Thüringer Allgemeine: "Mir lebn ejbig, mir sejnen da"

10.05.2012 10:00

Esther Bejarano, die im Mädchenorchester von Auschwitz das Akkordeon spielen musste, sprach in der Gedenkstätte "Topf & Söhne" über ihr Überleben der Hölle. Ihr Konzert mit einer Kölner HipHop-Band in Erfurt war ein berührender Auftritt gegen das Vergessen der Vergangenheit und gegen Intoleranz in der Gegenwart

von Elena Rauch

Sie ist klein, leicht gebeugt. Ihr Haar ist weiß. Der Mann, mit dem sie die Bühne betritt, trägt Jeans, die schwarzen Locken aus dem Gesicht gekämmt. Die Luft vibriert unter elektronischen HipHop-Rhythmen. Kutlu, der türkischstämmige Deutsch-Lehrer, rapt über Hass und Lügen. Dann tritt sie vor das Mikrofon. "Gott im Himmel, wenn sie etwas vorhätten, dann wäre es heute, heute Nacht. . ." Es ist Brechts "Ballade von der Judenhure Marie Sanders". Sie singen Lieder wie "Bella chiao" und "Für das Leben". Sie singen deutsch, in Türkisch, Italienisch, in Jiddisch und in Hebräisch. Der atemlose Rhythmus des HipHop verwebt sich mit der Lyrik jiddischer Lieder. Die türkisch-italienische Hip-Hop-Crew "Microphone Mafia" und die Jüdin Esther Bejarano. Manchmal bricht ihre Stimme. Dann wieder, wenn sie mit der Faust den Rhythmus vorgibt, wirkt sie so kraftvoll, dass man sich fragt, woher diese Frau die Energie nimmt. 

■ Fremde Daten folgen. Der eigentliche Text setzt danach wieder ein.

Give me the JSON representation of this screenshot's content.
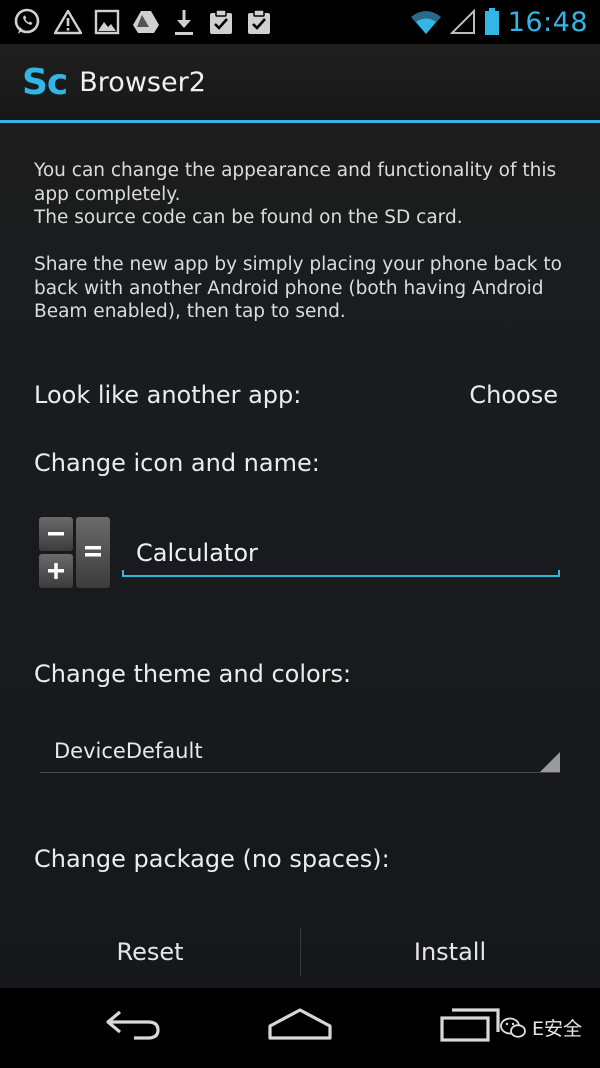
{
  "status_bar": {
    "time": "16:48",
    "notification_icons": [
      "whatsapp-icon",
      "warning-icon",
      "image-icon",
      "drive-icon",
      "download-icon",
      "clipboard-check-icon",
      "clipboard-check-icon"
    ],
    "system_icons": [
      "wifi-icon",
      "signal-icon",
      "battery-icon"
    ]
  },
  "action_bar": {
    "logo": "Sc",
    "title": "Browser2"
  },
  "description": {
    "p1_line1": "You can change the appearance and functionality of this app completely.",
    "p1_line2": "The source code can be found on the SD card.",
    "p2": "Share the new app by simply placing your phone back to back with another Android phone (both having Android Beam enabled), then tap to send."
  },
  "look_like": {
    "label": "Look like another app:",
    "button": "Choose"
  },
  "change_icon": {
    "label": "Change icon and name:",
    "name_value": "Calculator"
  },
  "theme": {
    "label": "Change theme and colors:",
    "selected": "DeviceDefault"
  },
  "package": {
    "label": "Change package (no spaces):"
  },
  "buttons": {
    "reset": "Reset",
    "install": "Install"
  },
  "watermark": {
    "text": "E安全"
  },
  "colors": {
    "accent": "#33b5e5",
    "background": "#1a1c1f",
    "text": "#e6e6e6"
  }
}
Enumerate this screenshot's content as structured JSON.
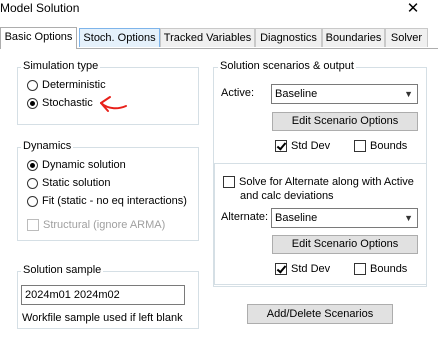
{
  "window": {
    "title": "Model Solution",
    "close_glyph": "✕"
  },
  "tabs": [
    {
      "label": "Basic Options",
      "active": true
    },
    {
      "label": "Stoch. Options"
    },
    {
      "label": "Tracked Variables"
    },
    {
      "label": "Diagnostics"
    },
    {
      "label": "Boundaries"
    },
    {
      "label": "Solver"
    }
  ],
  "simulation_type": {
    "title": "Simulation type",
    "options": [
      "Deterministic",
      "Stochastic"
    ],
    "selected": "Stochastic"
  },
  "dynamics": {
    "title": "Dynamics",
    "options": [
      "Dynamic solution",
      "Static solution",
      "Fit (static - no eq interactions)"
    ],
    "selected": "Dynamic solution",
    "structural_label": "Structural (ignore ARMA)"
  },
  "solution_sample": {
    "title": "Solution sample",
    "value": "2024m01 2024m02",
    "hint": "Workfile sample used if left blank"
  },
  "scenarios": {
    "title": "Solution scenarios & output",
    "active_label": "Active:",
    "active_value": "Baseline",
    "edit_button": "Edit Scenario Options",
    "std_dev_label": "Std Dev",
    "bounds_label": "Bounds",
    "solve_alt_label": "Solve for Alternate along with Active",
    "solve_alt_label2": "and calc deviations",
    "alternate_label": "Alternate:",
    "alternate_value": "Baseline",
    "edit_button_2": "Edit Scenario Options",
    "std_dev_label_2": "Std Dev",
    "bounds_label_2": "Bounds",
    "add_delete_button": "Add/Delete Scenarios"
  },
  "annotation_color": "#e8201a"
}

Sie ist 87 Jahre alt. Die Zuschauer an diesem Erfurter Abend könnten beinahe alle ihre Enkel sein. Am nächsten Tag, in der Gedenkstätte Topf &. Söhne, wird sie davon berichten, wie ihr die Musik die schwärzesten Erinnerungen in die Seele brannte. Und davon, wie sie ihr Leben gerettet hat. Sie hat im Mädchenorchester von Auschwitz das Akkordeon gespielt. Auch hier sitzen junge Menschen vor ihr. 16, 17 Jahre alt, Schüler aus Erfurt. Sie sucht diese Begegnungen. Sie hat die tiefsten Abgründe überlebt. Und die Erinnerungen daran müssen auch überleben. 

April 1943. Der Zug ratterte in unbestimmte Richtung. Bei jedem Halt drängten sich die Menschen vor die vergitterten Fenster. In der Hoffnung, sie wären endlich da. Kaum Luft zum Atmen, kaum Wasser. Auf dem Boden des Viehwaggons lagen die Toten. Niemand wusste, wohin sie fuhren. Auch nicht, was die Rampe bedeutet, als man sie irgendwann aus dem Zug trieb. Dass die Alten, die Kranken und die Schwangeren auf einem Lkw gefahren wurden, hielten sie für eine Freundlichkeit. 

41 948. Als sie ihr die Nummer auf den linken Arm tätowierten, wusste sie, dass sie ihr, der behüteten Tochter aus der Familie eines Kantors im Saarland, damit den Namen nehmen wollten. Jahre später, da war sie nach Palästina ausgewandert, ließ sie sich die verhasste Nummer aus der Haut brennen. Sie wollte vergessen. 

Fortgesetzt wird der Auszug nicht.